Most likely, this new support contract will not run alongside your existing agreement. Instead it is likely to exist independently. Which helps to increase the amount of cash rolling into Big Blue. 

A major headache for legacy software owners

If an IBM® audit identifies a legitimate shortfall in licenses, it is absolutely right that your business makes up the difference. But what happens when the shortfall is related to a legacy system that no longer plays a role in line-of-business operations? Especially one that is due to be retired? 

It is possible that you hold unused licenses somewhere in the organisation. If your business has completed a merger or acquisition for instance, the subsidiary company may have records that are yet to be merged with your own. You access the Passport Advantage account for each site to double-check – the IBM® audit team will possibly overlook this factor when carrying out their own license count.

If there is still a shortfall, you will have to bite the bullet and buy the licenses – even if the system is being retired within the next six months.
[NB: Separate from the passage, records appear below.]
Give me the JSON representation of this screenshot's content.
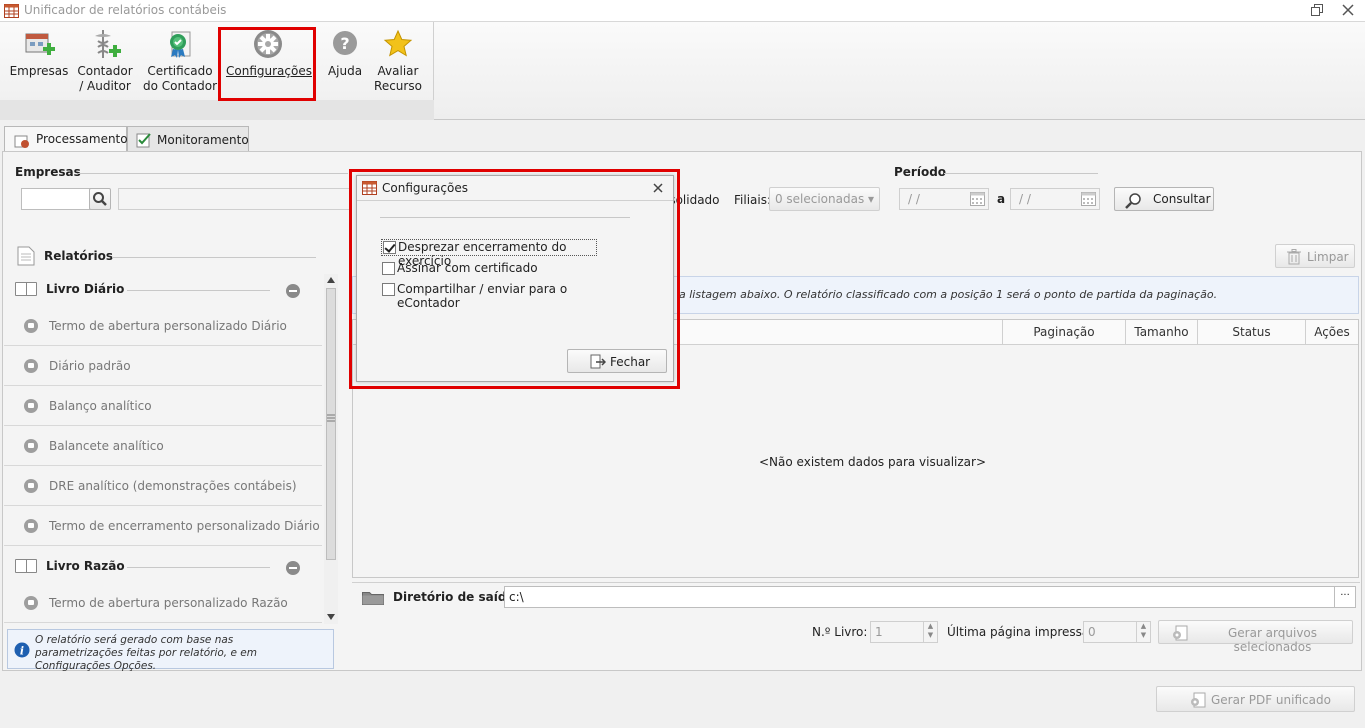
{
  "window": {
    "title": "Unificador de relatórios contábeis"
  },
  "ribbon": {
    "buttons": [
      {
        "label": "Empresas"
      },
      {
        "label": "Contador\n/ Auditor"
      },
      {
        "label": "Certificado\ndo Contador"
      },
      {
        "label": "Configurações"
      },
      {
        "label": "Ajuda"
      },
      {
        "label": "Avaliar\nRecurso"
      }
    ]
  },
  "tabs": [
    {
      "label": "Processamento",
      "active": true
    },
    {
      "label": "Monitoramento",
      "active": false
    }
  ],
  "filters": {
    "empresas_label": "Empresas",
    "periodo_label": "Período",
    "consolidado_label": "Consolidado",
    "filiais_label": "Filiais:",
    "filiais_value": "0 selecionadas",
    "date_from": "/ /",
    "date_to": "/ /",
    "date_sep": "a",
    "consultar_label": "Consultar"
  },
  "left_panel": {
    "title": "Relatórios",
    "groups": [
      {
        "title": "Livro Diário",
        "items": [
          "Termo de abertura personalizado Diário",
          "Diário padrão",
          "Balanço analítico",
          "Balancete analítico",
          "DRE analítico (demonstrações contábeis)",
          "Termo de encerramento personalizado Diário"
        ]
      },
      {
        "title": "Livro Razão",
        "items": [
          "Termo de abertura personalizado Razão"
        ]
      }
    ],
    "info_text": "O relatório será gerado com base nas parametrizações feitas por relatório, e em Configurações Opções."
  },
  "right_panel": {
    "limpar_label": "Limpar",
    "info_text": "a listagem abaixo. O relatório classificado com a posição 1 será o ponto de partida da paginação.",
    "columns": [
      "Paginação",
      "Tamanho",
      "Status",
      "Ações"
    ],
    "empty_text": "<Não existem dados para visualizar>",
    "output_dir_label": "Diretório de saída:",
    "output_dir_value": "c:\\",
    "browse_label": "···",
    "livro_label": "N.º Livro:",
    "livro_value": "1",
    "ultima_label": "Última página impressa:",
    "ultima_value": "0",
    "gerar_selecionados_label": "Gerar arquivos selecionados"
  },
  "footer": {
    "gerar_pdf_label": "Gerar PDF unificado"
  },
  "dialog": {
    "title": "Configurações",
    "options": [
      {
        "label": "Desprezar encerramento do exercício",
        "checked": true
      },
      {
        "label": "Assinar com certificado",
        "checked": false
      },
      {
        "label": "Compartilhar / enviar para o eContador",
        "checked": false
      }
    ],
    "fechar_label": "Fechar"
  }
}
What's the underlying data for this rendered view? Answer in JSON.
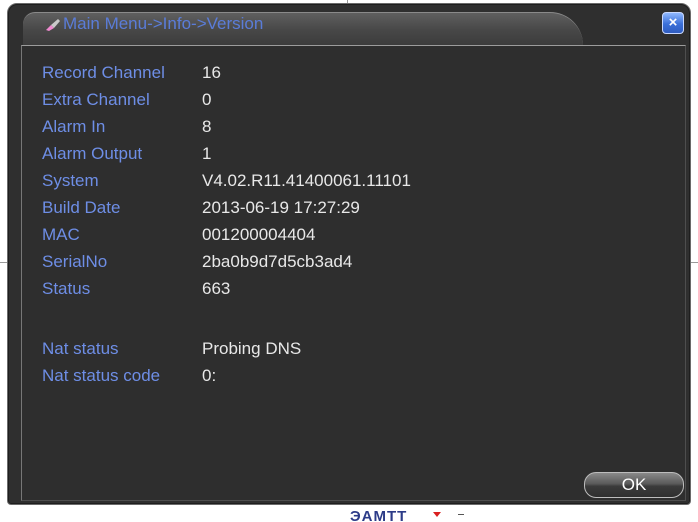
{
  "background": {
    "bottom_text": "ЭАМТТ"
  },
  "window": {
    "title": "Main Menu->Info->Version",
    "close_label": "×",
    "ok_label": "OK"
  },
  "info": {
    "rows": [
      {
        "label": "Record Channel",
        "value": "16"
      },
      {
        "label": "Extra Channel",
        "value": "0"
      },
      {
        "label": "Alarm In",
        "value": "8"
      },
      {
        "label": "Alarm Output",
        "value": "1"
      },
      {
        "label": "System",
        "value": "V4.02.R11.41400061.11101"
      },
      {
        "label": "Build Date",
        "value": "2013-06-19 17:27:29"
      },
      {
        "label": "MAC",
        "value": "001200004404"
      },
      {
        "label": "SerialNo",
        "value": "2ba0b9d7d5cb3ad4"
      },
      {
        "label": "Status",
        "value": "663"
      }
    ],
    "nat_rows": [
      {
        "label": "Nat status",
        "value": "Probing DNS"
      },
      {
        "label": "Nat status code",
        "value": "0:"
      }
    ]
  },
  "colors": {
    "label": "#6e8ee6",
    "value": "#e8e8e8",
    "panel": "#2e2e2e",
    "close_button": "#3a6fd8"
  },
  "icons": {
    "title": "menu-brush-icon",
    "close": "close-icon",
    "background_arrow": "dropdown-arrow-icon"
  }
}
But you should not be sucked into the IBM® maintenance trap. IBM® will not offer you a temporary support agreement, the shortest term you can obtain will be twelve months. Which means that your business will be paying for six months support it doesn’t need and will never use. 

Making the most of an IBM® software audit

When it comes to legacy IBM® applications, it makes little sense to pay a premium for OEM support – particularly when the system is due to be retired imminently. Far more effective for your business will be a flexible support agreement with an IBM® third party support provider like Origina. 

We can offer a short-term maintenance contract that is not only cheaper, but which ends when you stop using the system in question. This immediately gives you greater control over your infrastructure. 

An agreement with Origina also offers some protections in the event of a failed IBM® audit. If you are found to have insufficient licenses in place, Origina will not charge any extra to add them to your existing maintenance contract. Obviously you will still have to pay IBM® for new licenses, but there will be no corresponding increase in maintenance costs.